PHOTO
Nonostante le denunce e l’impegno contro il linguaggio dell’odio, Laura Boldrini non riesce e fermare quello contro se stessa. La sua pagina facebook continua a essere presa d’assalto con offese e minacce. E lei, ora senza partito, sembra sola, troppo sola. Contro di lei un mix pericolosissimo di sessismo e antipolitica.
Purtroppo dovendo parlare del linguaggio dell’odio in politica c’è una persona che incarna più di tutti, in quanto vittima, come questo odio possa essere violento e senza freni. Questa persona si chiama Laura Boldrini. La presidente della Camera è diventata in questi anni, per le sue battaglie ma anche perché donna, uno degli obiettivi privilegiati degli odiatori di professione attivi sul web.
Qui naturalmente non si sta discutendo della libertà di dissentire, di criticare e anche di attaccare duramente l’avversario politico. Né si vuole sostenere che Boldrini abbia sempre ragione. Non voglio neanche dire se e quanto sono d’accordo con lei. Se mi piaccia o meno il suo modo di fare politica. Questo è secondario. Il punto è un altro. Si tratta di stabilire un confine netto, inviolabile tra critica e sentimento dell’odio che sfocia nelle offese volgari, nei discorsi privi di nesso logico, negli attacchi personali.

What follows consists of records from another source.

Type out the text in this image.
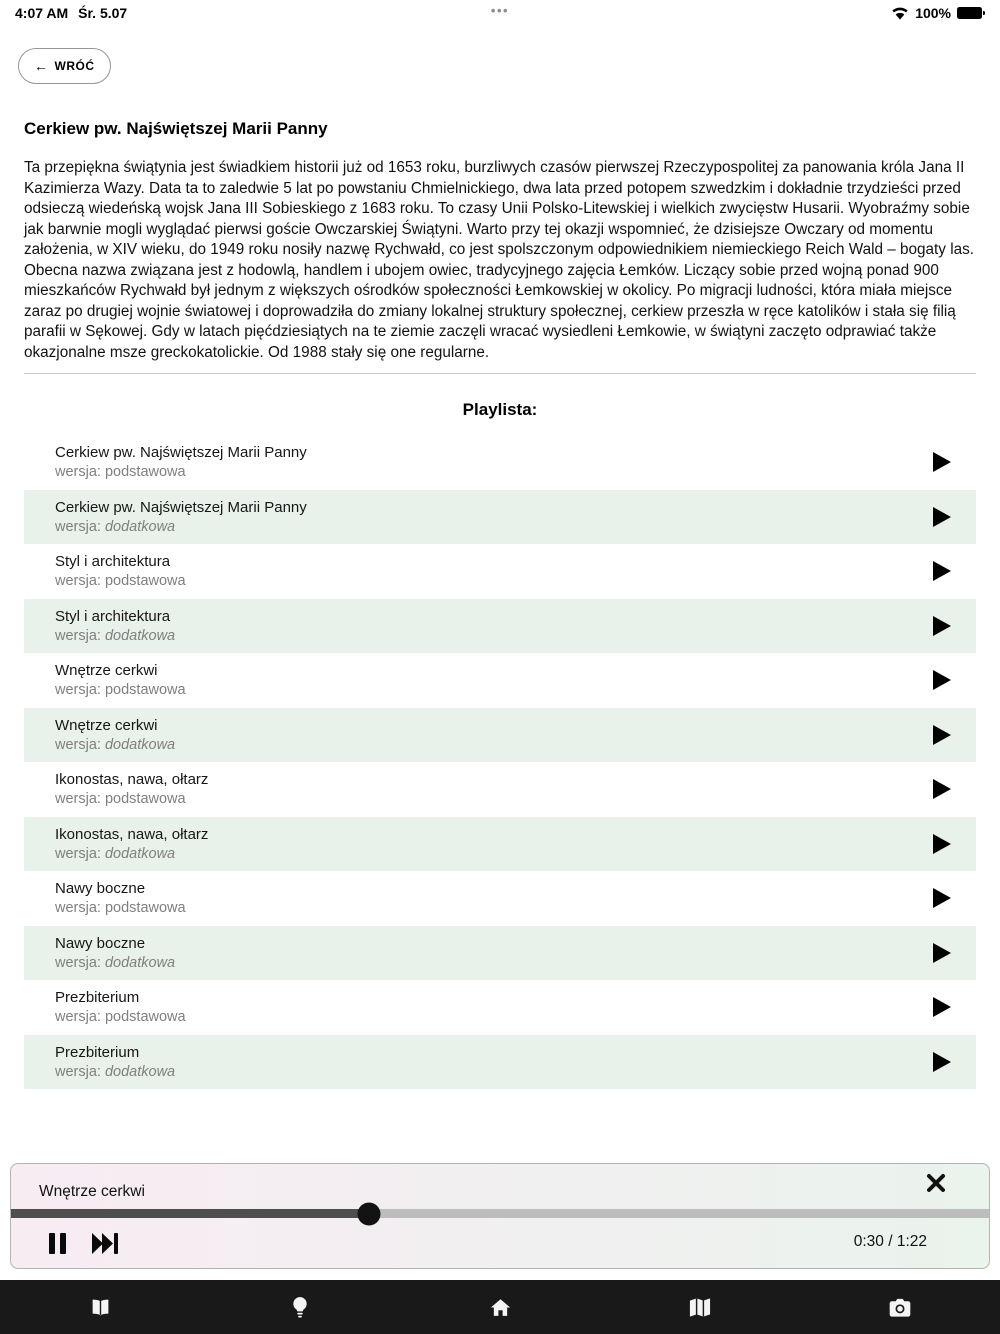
4:07 AM Śr. 5.07	•••	100%
← WRÓĆ
Cerkiew pw. Najświętszej Marii Panny

Ta przepiękna świątynia jest świadkiem historii już od 1653 roku, burzliwych czasów pierwszej Rzeczypospolitej za panowania króla Jana II Kazimierza Wazy. Data ta to zaledwie 5 lat po powstaniu Chmielnickiego, dwa lata przed potopem szwedzkim i dokładnie trzydzieści przed odsieczą wiedeńską wojsk Jana III Sobieskiego z 1683 roku. To czasy Unii Polsko-Litewskiej i wielkich zwycięstw Husarii. Wyobraźmy sobie jak barwnie mogli wyglądać pierwsi goście Owczarskiej Świątyni. Warto przy tej okazji wspomnieć, że dzisiejsze Owczary od momentu założenia, w XIV wieku, do 1949 roku nosiły nazwę Rychwałd, co jest spolszczonym odpowiednikiem niemieckiego Reich Wald – bogaty las. Obecna nazwa związana jest z hodowlą, handlem i ubojem owiec, tradycyjnego zajęcia Łemków. Liczący sobie przed wojną ponad 900 mieszkańców Rychwałd był jednym z większych ośrodków społeczności Łemkowskiej w okolicy. Po migracji ludności, która miała miejsce zaraz po drugiej wojnie światowej i doprowadziła do zmiany lokalnej struktury społecznej, cerkiew przeszła w ręce katolików i stała się filią parafii w Sękowej. Gdy w latach pięćdziesiątych na te ziemie zaczęli wracać wysiedleni Łemkowie, w świątyni zaczęto odprawiać także okazjonalne msze greckokatolickie. Od 1988 stały się one regularne.

Playlista:
Cerkiew pw. Najświętszej Marii Panny
wersja: podstawowa
Cerkiew pw. Najświętszej Marii Panny
wersja: dodatkowa
Styl i architektura
wersja: podstawowa
Styl i architektura
wersja: dodatkowa
Wnętrze cerkwi
wersja: podstawowa
Wnętrze cerkwi
wersja: dodatkowa
Ikonostas, nawa, ołtarz
wersja: podstawowa
Ikonostas, nawa, ołtarz
wersja: dodatkowa
Nawy boczne
wersja: podstawowa
Nawy boczne
wersja: dodatkowa
Prezbiterium
wersja: podstawowa
Prezbiterium
wersja: dodatkowa
Wnętrze cerkwi
0:30 / 1:22
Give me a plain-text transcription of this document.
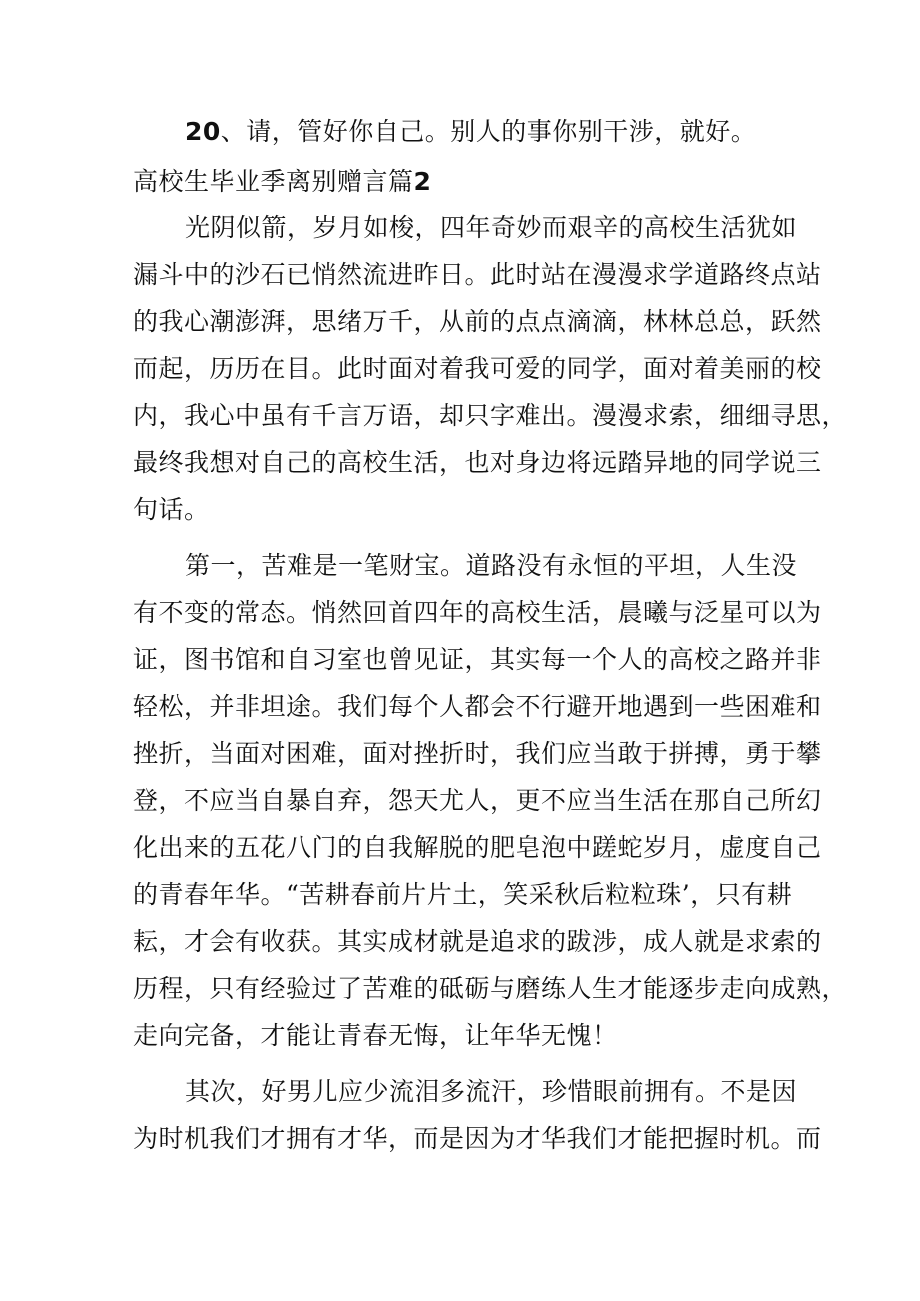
20、请，管好你自己。别人的事你别干涉，就好。
高校生毕业季离别赠言篇2
光阴似箭，岁月如梭，四年奇妙而艰辛的高校生活犹如
漏斗中的沙石已悄然流进昨日。此时站在漫漫求学道路终点站
的我心潮澎湃，思绪万千，从前的点点滴滴，林林总总，跃然
而起，历历在目。此时面对着我可爱的同学，面对着美丽的校
内，我心中虽有千言万语，却只字难出。漫漫求索，细细寻思，
最终我想对自己的高校生活，也对身边将远踏异地的同学说三
句话。
第一，苦难是一笔财宝。道路没有永恒的平坦，人生没
有不变的常态。悄然回首四年的高校生活，晨曦与泛星可以为
证，图书馆和自习室也曾见证，其实每一个人的高校之路并非
轻松，并非坦途。我们每个人都会不行避开地遇到一些困难和
挫折，当面对困难，面对挫折时，我们应当敢于拼搏，勇于攀
登，不应当自暴自弃，怨天尤人，更不应当生活在那自己所幻
化出来的五花八门的自我解脱的肥皂泡中蹉蛇岁月，虚度自己
的青春年华。“苦耕春前片片土，笑采秋后粒粒珠’，只有耕
耘，才会有收获。其实成材就是追求的跋涉，成人就是求索的
历程，只有经验过了苦难的砥砺与磨练人生才能逐步走向成熟，
走向完备，才能让青春无悔，让年华无愧！
其次，好男儿应少流泪多流汗，珍惜眼前拥有。不是因
为时机我们才拥有才华，而是因为才华我们才能把握时机。而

La pagina facebook della presidente della Camera lascia spesso di stucco, talmente è alto il livello di aggressività e di insulto contro di lei. Non è un caso infatti che Boldrini è oggetto di continue fake news sul suo conto. È una specie di virus che, con cadenza abbastanza regolare, infesta la sua immagine e le notizie che riguardano la sua vita privata o le sue dichiarazioni pubbliche. Sono notizie totalmente inventate che si diffondono in un batti baleno e che alimentano l’odio nei suoi confronti. È il nesso, tutto da indagare ma ormai molto chiaro, tra linguaggio dell’odio e fake news: sono infatti notizie false costruite ad hoc per assecondare o alimentare il sentimento di antipatia nei confronti di qualcuno. Sono notizie che pur essendo evidentemente false diventano “vere” per migliaia di utenti che le diffondono, senza alcuna verifica, sui social.
Boldrini è odiata da molti probabilmente per le sue battaglie sui migranti. Ma c’è un altro fattore che pesa. Il suo essere donna. Lo scontro che nei giorni scorsi c’è stato sui vitalizi con Alessandro Di Battista supporta questa interpretazione. Ha dato fastidio non tanto che abbia chiesto rispetto, ma che lo abbia fatto in quanto donna. L’accusa infatti è stata da parte di un altro parlamentare grillino, Alfonso Bonafede, quella di non essere «né la maestra né la madre di Di Battista». Avete sentito mai un politico che viene appellato allo stesso modo? Il tentativo è quello di ridurre, sminuire, di non riconoscere il valore istituzionale della carica ricoperta.
Sul web gli insulti sono pesanti, volgari, con molti riferimenti sessuali. Il motivo di tanto odio è legato anche a quel sentimento di antipolitica di cui parlava, mercoledì scorso, in un bellissimo editoriale del Corriere della sera, Angelo Panebianco. «L’antiparlamentarismo è oggi molto forte nel Paese come lo è stato in altre fasi della nostra storia, per esempio alla vigilia della marcia su Roma». Secondo Panebianco ci sono anche altri due motivi: «la potenza del circo mediatico giudiziario, che fa sì che le persone credano che l’Italia sia il Paese più corrotto del mondo, e il fallimento della scuola».
Sono considerazioni importanti e condivisibili che aiutano ad inquadrare meglio ciò di cui stiamo parlando. L’odio contro Boldrini incarna l’odio contro le istituzioni democratiche, contro lo stato di diritto. Stiamo cioè parlando di un meccanismo pericolosissimo che, oltre a far male alla persona presa di mira, fa male alla convivenza civile. Ed è per questo che va fermato. Ma in questo momento Boldrini, non avendo più neanche un partito alle spalle, sembra molto sola, come se in pochi avvertissero la necessità di difenderla, di non lasciarla senza aiuto per contrastare il fiume in piena degli odiatori.
Panebianco fa un confronto con il clima che si respirava prima della marcia su Roma, cioè con quel clima da cui nasce il fascismo. E’ un paragone che ha fatto arrabbiare il direttore del Fatto quotidiano Marco Travaglio, che ha scritto il suo editoriale contestando in particolare l’accostamento tra antipolitica e tirannia. E se fosse invece un paragone con un fondo di verità? Ciò che è comunque certo è che il linguaggio dell’odio e i significati sottesi non vanno più minimizzati.